4/3の告白

〇設定 注意書き
・あなた君(♂)が虹ヶ咲を卒業、桜坂しずくと付き合ったから6年後の話
・今作品は2023年度桜坂しずく生誕祭の為に作った短編小説ですので細かいストーリーは出る予定はないです。
・本作品は「ラブライブ!虹ヶ咲学園スクールアイドル同好会」様の二次創作となります。二次創作が苦手な方はご注意ください。
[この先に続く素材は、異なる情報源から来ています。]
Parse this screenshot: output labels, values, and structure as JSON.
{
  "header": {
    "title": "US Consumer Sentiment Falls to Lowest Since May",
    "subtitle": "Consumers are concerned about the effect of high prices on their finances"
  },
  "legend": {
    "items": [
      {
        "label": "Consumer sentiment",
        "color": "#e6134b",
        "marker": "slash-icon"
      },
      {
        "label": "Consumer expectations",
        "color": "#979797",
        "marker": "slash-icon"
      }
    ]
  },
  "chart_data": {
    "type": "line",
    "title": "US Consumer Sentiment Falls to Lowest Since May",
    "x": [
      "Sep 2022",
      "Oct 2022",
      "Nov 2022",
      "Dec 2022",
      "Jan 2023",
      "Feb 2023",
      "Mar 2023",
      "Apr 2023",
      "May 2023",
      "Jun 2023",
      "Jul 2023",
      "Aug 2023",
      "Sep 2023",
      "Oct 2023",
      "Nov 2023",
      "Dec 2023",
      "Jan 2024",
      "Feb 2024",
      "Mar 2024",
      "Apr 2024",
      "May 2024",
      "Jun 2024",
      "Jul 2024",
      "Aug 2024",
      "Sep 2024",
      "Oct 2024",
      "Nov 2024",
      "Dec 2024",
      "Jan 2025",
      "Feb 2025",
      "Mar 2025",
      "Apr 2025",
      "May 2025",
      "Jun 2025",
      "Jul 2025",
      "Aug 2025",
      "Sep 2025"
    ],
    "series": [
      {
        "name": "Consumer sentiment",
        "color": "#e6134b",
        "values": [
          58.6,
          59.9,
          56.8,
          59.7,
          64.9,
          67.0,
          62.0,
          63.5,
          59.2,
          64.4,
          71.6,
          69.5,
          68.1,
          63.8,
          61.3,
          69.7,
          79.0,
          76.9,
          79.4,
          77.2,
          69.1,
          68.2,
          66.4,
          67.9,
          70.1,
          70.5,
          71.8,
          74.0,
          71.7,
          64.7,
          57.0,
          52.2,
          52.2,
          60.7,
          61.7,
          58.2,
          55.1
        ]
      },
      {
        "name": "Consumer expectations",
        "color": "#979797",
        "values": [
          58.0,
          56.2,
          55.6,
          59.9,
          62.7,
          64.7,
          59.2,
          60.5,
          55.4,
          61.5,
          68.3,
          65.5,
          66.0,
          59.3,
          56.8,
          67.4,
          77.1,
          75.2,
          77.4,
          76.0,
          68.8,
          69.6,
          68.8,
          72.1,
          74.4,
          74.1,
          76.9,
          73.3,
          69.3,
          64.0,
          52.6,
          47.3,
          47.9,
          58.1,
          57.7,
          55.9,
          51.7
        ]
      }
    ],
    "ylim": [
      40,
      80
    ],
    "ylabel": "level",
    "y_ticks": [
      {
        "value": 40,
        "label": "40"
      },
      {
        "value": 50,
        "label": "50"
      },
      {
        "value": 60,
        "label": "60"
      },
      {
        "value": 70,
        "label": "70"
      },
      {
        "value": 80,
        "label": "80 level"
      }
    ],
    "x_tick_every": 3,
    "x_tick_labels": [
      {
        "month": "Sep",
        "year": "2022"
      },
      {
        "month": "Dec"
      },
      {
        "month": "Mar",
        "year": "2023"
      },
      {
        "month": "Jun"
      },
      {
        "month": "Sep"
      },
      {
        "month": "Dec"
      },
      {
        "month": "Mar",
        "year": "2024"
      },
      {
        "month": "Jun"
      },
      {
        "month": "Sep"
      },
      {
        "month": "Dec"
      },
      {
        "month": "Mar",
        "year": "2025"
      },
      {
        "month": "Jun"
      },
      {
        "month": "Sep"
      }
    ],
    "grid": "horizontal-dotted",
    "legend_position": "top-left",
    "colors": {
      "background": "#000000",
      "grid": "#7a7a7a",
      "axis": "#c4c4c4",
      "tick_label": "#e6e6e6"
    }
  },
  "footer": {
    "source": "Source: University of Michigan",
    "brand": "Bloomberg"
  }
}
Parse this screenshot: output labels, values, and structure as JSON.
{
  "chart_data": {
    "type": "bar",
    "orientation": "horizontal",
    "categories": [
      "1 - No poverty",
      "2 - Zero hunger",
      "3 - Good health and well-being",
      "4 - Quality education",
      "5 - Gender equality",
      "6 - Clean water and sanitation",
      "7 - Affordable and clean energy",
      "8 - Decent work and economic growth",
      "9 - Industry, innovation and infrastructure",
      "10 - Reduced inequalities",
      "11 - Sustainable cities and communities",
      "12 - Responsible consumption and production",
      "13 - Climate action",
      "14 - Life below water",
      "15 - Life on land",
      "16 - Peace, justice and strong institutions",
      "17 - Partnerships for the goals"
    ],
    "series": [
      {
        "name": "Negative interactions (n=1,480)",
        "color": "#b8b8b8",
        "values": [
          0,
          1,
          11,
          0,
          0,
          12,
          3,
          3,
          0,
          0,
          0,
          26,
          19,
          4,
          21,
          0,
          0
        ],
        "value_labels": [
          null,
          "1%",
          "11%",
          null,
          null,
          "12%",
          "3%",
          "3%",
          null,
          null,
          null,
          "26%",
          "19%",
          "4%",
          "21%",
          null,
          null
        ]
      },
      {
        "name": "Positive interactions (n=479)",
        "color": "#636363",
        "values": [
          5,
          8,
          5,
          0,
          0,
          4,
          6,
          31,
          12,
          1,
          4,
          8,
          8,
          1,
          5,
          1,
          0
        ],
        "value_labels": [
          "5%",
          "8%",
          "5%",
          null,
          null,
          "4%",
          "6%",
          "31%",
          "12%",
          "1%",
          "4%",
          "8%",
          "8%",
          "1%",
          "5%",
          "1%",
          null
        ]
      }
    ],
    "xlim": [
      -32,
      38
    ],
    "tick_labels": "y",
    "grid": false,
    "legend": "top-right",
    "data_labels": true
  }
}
4月2日午後11時45分 桜が満開になってからもう3日ほど経つ。 まだ桜が綺麗であり続ける期間の半日ほど過ぎた時期だ。 自分達以外誰も歩いていない川沿いの道を歩き続けて10分ほど経った。 この道を歩き始めてお互いに何も話せていない。 毎年この日に夜桜を見に行ってから今回で5回目である。 別に特別桜が綺麗でもあるわけなく、近くに良い店がやってるわけでもない。 それでも毎年歩き続ける。 桜坂に告白してから6年が過ぎ、この道を2人で歩くのが5年目だ。 ただ歩き続けた、幸せを噛み締めながら。 ただ、今年はいつもと違った。 風景とか桜坂の様子とか天気が違うわけではない。 いつも桜坂の手を握る左手とは別に右手に小さな箱を握っていた。 あと15分で桜坂の誕生日であり、その日に婚約指輪を渡すつもりだ。 だからこそなのか、心が落ち着いていない。 「先輩…どこか具合が悪いのですか?」 いつもと違うことに気づかれたのか桜坂に心配された。 「いや、何でもないよ。ただ昔を思い出しただけさ。」 不器用な誤魔化し方だったが意外にも出会った頃の話を自然にできるきっかけとなった。 出会いと数々の出来事、付き合ってからの幸せと辛さ。全てと言うと大袈裟になるが、大抵のことはお互いに共有して生き続けた。 長話をしてるうちに0時まであと10秒だった。 長話のおかげか、緊張は解けて覚悟だけが残っていた。 少し深呼吸を声を出そうと桜坂に振り向くと顔がいつもより近くにあった。 俺が言葉を出すより前に互いの口の距離が0となった。身長差がわりとあるせいかそのまま桜坂は体勢を崩した。 慌てて支えてお互いに転ばずにすみ、互いに姿勢を正した。 「驚かせてすみません先輩。誕生日の日にちになるのと同時に唇を合わせるのがやってみたいことの一つでして…」 桜坂は顔を赤くして話してくれた。 何か恋愛小説か舞台劇のロマンチックな展開に憧れたのだろう。そんな桜坂の可愛らしさにニヤケが出そうになるが我慢して謝りを許し、 再び互いの口の距離を0にしてから話すべきことと右手に握り締めていた小さな箱を渡した。 しずくは涙を零した。零れた涙と左手の薬指の輝きをこの先忘れることはないだろう。